Software license models for specialty markets are narrowly focused. They include OEM (original equipment manufacturer) licenses — these are typically issued to a hardware maker and are restricted to the device they're sold with — and educational and academic licenses aimed at giving students and educational institutions a break on the retail price of a software product.
Multi-user software licensing models can be based on either individual or network usage. Volume licenses, for example, are individual multi-user licenses that are tied to the number of machines that will be using the software — the more machines the software is installed on, the less an enterprise pays for each copy.
Network multi-user licenses, on the other hand, are based on server usage and include client access licenses (CALs). An example of a network multi-user license is a server license, which allows you to install a copy of a software program on server. CALs are then used to specify how many devices can legally access that software.
Alternatively, you can opt for a per-processor or per-seat software license. With per-processor models, you'll need to buy a license for each processor that will run the software within the server. In contrast, per-seat licenses collect a fee for each machine or device using the software.
Although subscription-maintenance agreements aren't strictly a software licensing agreement, they can influence the cost of a software deployment. For example, a licensing agreement isn't needed to use open source software, but open source distributors make their money through subscription-maintenance agreements.
As if all these forms of licensing weren't challenging enough, virtualization has made the situation worse. It has removed the hardware ties that, in the past, anchored many licensing schemes. As a result, some organizations are finding it hard to know for certain whether they're abiding by the terms of their licensing agreements.

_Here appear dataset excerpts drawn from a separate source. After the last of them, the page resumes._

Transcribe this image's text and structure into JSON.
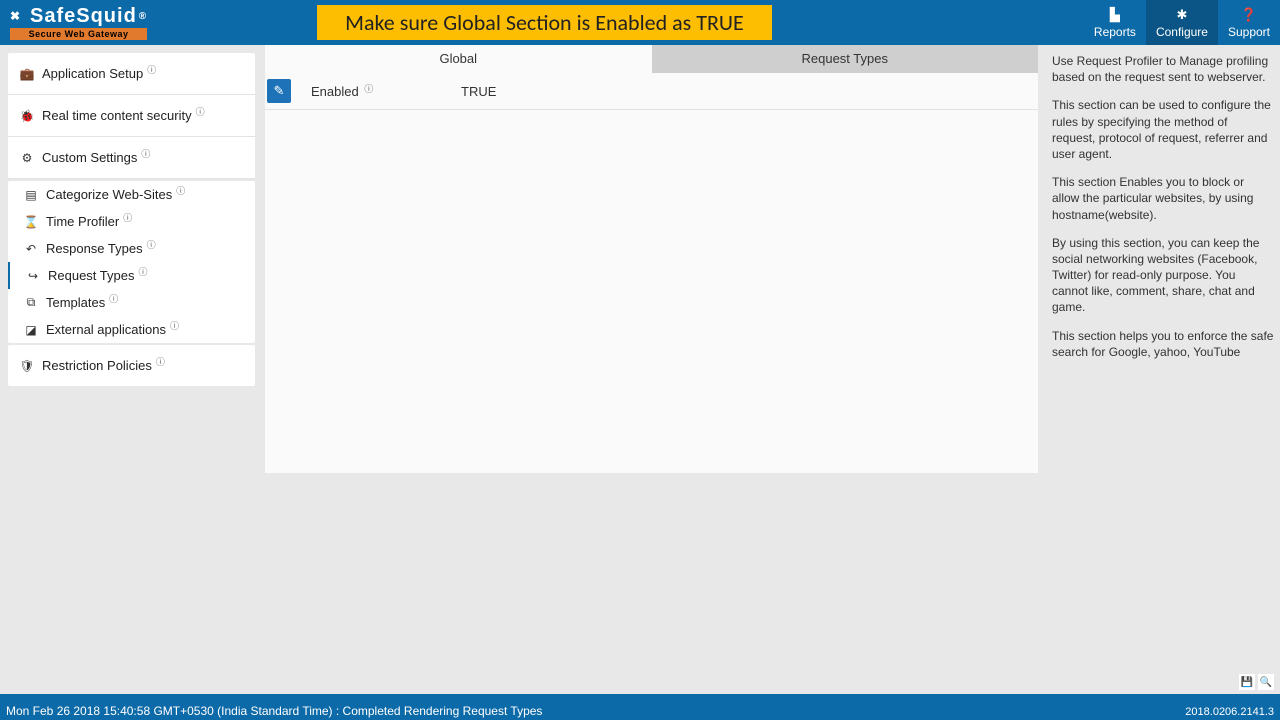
{
  "header": {
    "logo_text": "SafeSquid",
    "logo_reg": "®",
    "logo_sub": "Secure Web Gateway",
    "banner": "Make sure Global Section is Enabled as TRUE"
  },
  "topnav": {
    "reports": "Reports",
    "configure": "Configure",
    "support": "Support"
  },
  "sidebar": {
    "app_setup": "Application Setup",
    "rtcs": "Real time content security",
    "custom": "Custom Settings",
    "cat": "Categorize Web-Sites",
    "time": "Time Profiler",
    "resp": "Response Types",
    "req": "Request Types",
    "tmpl": "Templates",
    "ext": "External applications",
    "restrict": "Restriction Policies"
  },
  "tabs": {
    "global": "Global",
    "reqtypes": "Request Types"
  },
  "global": {
    "enabled_label": "Enabled",
    "enabled_value": "TRUE"
  },
  "help": {
    "p1": "Use Request Profiler to Manage profiling based on the request sent to webserver.",
    "p2": "This section can be used to configure the rules by specifying the method of request, protocol of request, referrer and user agent.",
    "p3": "This section Enables you to block or allow the particular websites, by using hostname(website).",
    "p4": "By using this section, you can keep the social networking websites (Facebook, Twitter) for read-only purpose. You cannot like, comment, share, chat and game.",
    "p5": "This section helps you to enforce the safe search for Google, yahoo, YouTube"
  },
  "footer": {
    "status": "Mon Feb 26 2018 15:40:58 GMT+0530 (India Standard Time) : Completed Rendering Request Types",
    "version": "2018.0206.2141.3"
  }
}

Another trend complicating licensing is the movement from CPU-based licensing to "core" licensing. For example, Microsoft's Windows Server 2012 for the data center allowed an organization to run as many virtual machines per host in a virtualized environment as it wanted, just as long as it licensed all the physical CPUs involved. With Server 2016, licensing is now based on cores — one license for every two cores.
Flexible Licensing Models
Amid all this complexity, there is some hope for the confused IT pro. Some software companies have realized that many traditional licensing models are not only confusing, but also fairly restrictive. As a result, they're offering flexible and scalable software license options that address these pain points. With a flexible model, organizations can avoid getting saddled with (and paying for) stuff they don't want or need when buying a software license. They're also better able to deal with changing software needs during the terms of a licensing agreement.
Licensing models that contain "a la carte"-type flexibility can actually reduce complexity not only by giving IT teams what they want and need in a software package, but by allowing them to avoid features and licensing terms they don't understand.
Looking to the Future
Looking forward, subscriptions and software bundles will dominate licensing, but even within those models you have to be careful to scrutinize licensing terms because they may vary from product to product. It's also important to assess where your business applications are going in the next two to three years. All too often a licensing pact can become obsolete in a short period of time, forcing IT teams to renegotiate the agreement to accommodate changing business conditions.
It's likely that software licenses will always be complex, but knowing what your business needs are now (and in the years to come) can help you choose the right model.